My approach is "Another intro, another C2P". The interesting part is not as much the C2P itself as the things that are mixed into it to fill the cycles otherwise wasted waiting for chip writes to complete.
To give some examples, here's what I have merged into the C2P in some of my intros:
Ikanim: Motion blur
Noxie: 4-point radial or axial blur, dithering
Planet Loonies: Antialiased downscaling
Rapo Diablo 5000: Color interpolation and environment mapping
Luminagia: Dithering (interleaved with rendering per scanline; final pass and expansion to double width done by the blitter)
Ikadalawampu: Clamping, dithering
Finding something suitable to interleave with the C2P is the heart of "modern" Amiga coding IMO.
msk, read my answer on demoscene.fr, and the links to ada's forum :)
by the way, blueberry, I can't find the thread on ada's forum where windden gave that clamping trick with no tests on integers ... where is that ?

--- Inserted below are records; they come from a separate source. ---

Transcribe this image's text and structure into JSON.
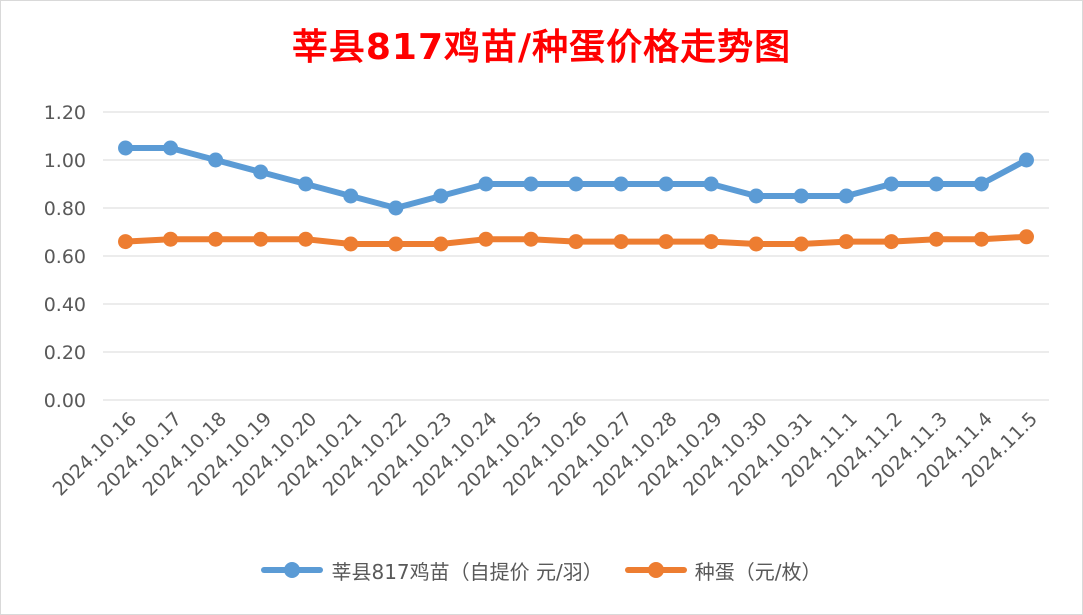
{
  "chart_data": {
    "type": "line",
    "title": "莘县817鸡苗/种蛋价格走势图",
    "categories": [
      "2024.10.16",
      "2024.10.17",
      "2024.10.18",
      "2024.10.19",
      "2024.10.20",
      "2024.10.21",
      "2024.10.22",
      "2024.10.23",
      "2024.10.24",
      "2024.10.25",
      "2024.10.26",
      "2024.10.27",
      "2024.10.28",
      "2024.10.29",
      "2024.10.30",
      "2024.10.31",
      "2024.11.1",
      "2024.11.2",
      "2024.11.3",
      "2024.11.4",
      "2024.11.5"
    ],
    "series": [
      {
        "name": "莘县817鸡苗（自提价 元/羽）",
        "color": "#5b9bd5",
        "values": [
          1.05,
          1.05,
          1.0,
          0.95,
          0.9,
          0.85,
          0.8,
          0.85,
          0.9,
          0.9,
          0.9,
          0.9,
          0.9,
          0.9,
          0.85,
          0.85,
          0.85,
          0.9,
          0.9,
          0.9,
          1.0
        ]
      },
      {
        "name": "种蛋（元/枚）",
        "color": "#ed7d31",
        "values": [
          0.66,
          0.67,
          0.67,
          0.67,
          0.67,
          0.65,
          0.65,
          0.65,
          0.67,
          0.67,
          0.66,
          0.66,
          0.66,
          0.66,
          0.65,
          0.65,
          0.66,
          0.66,
          0.67,
          0.67,
          0.68
        ]
      }
    ],
    "yticks": [
      "0.00",
      "0.20",
      "0.40",
      "0.60",
      "0.80",
      "1.00",
      "1.20"
    ],
    "ylim": [
      0,
      1.2
    ],
    "grid": true,
    "legend_position": "bottom"
  }
}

"modern" Amiga coding *chuckles*
@krabob: IIRC it's hidden somewhere here:
http://graphics.stanford.edu/~seander/bithacks.html
http://graphics.stanford.edu/~seander/bithacks.html
krabob: Are you thinking of this thread? This was indeed the thread that gave me the idea for the clamping in Ikadalawampu, which in turn inspired me to the whole rendering engine. :)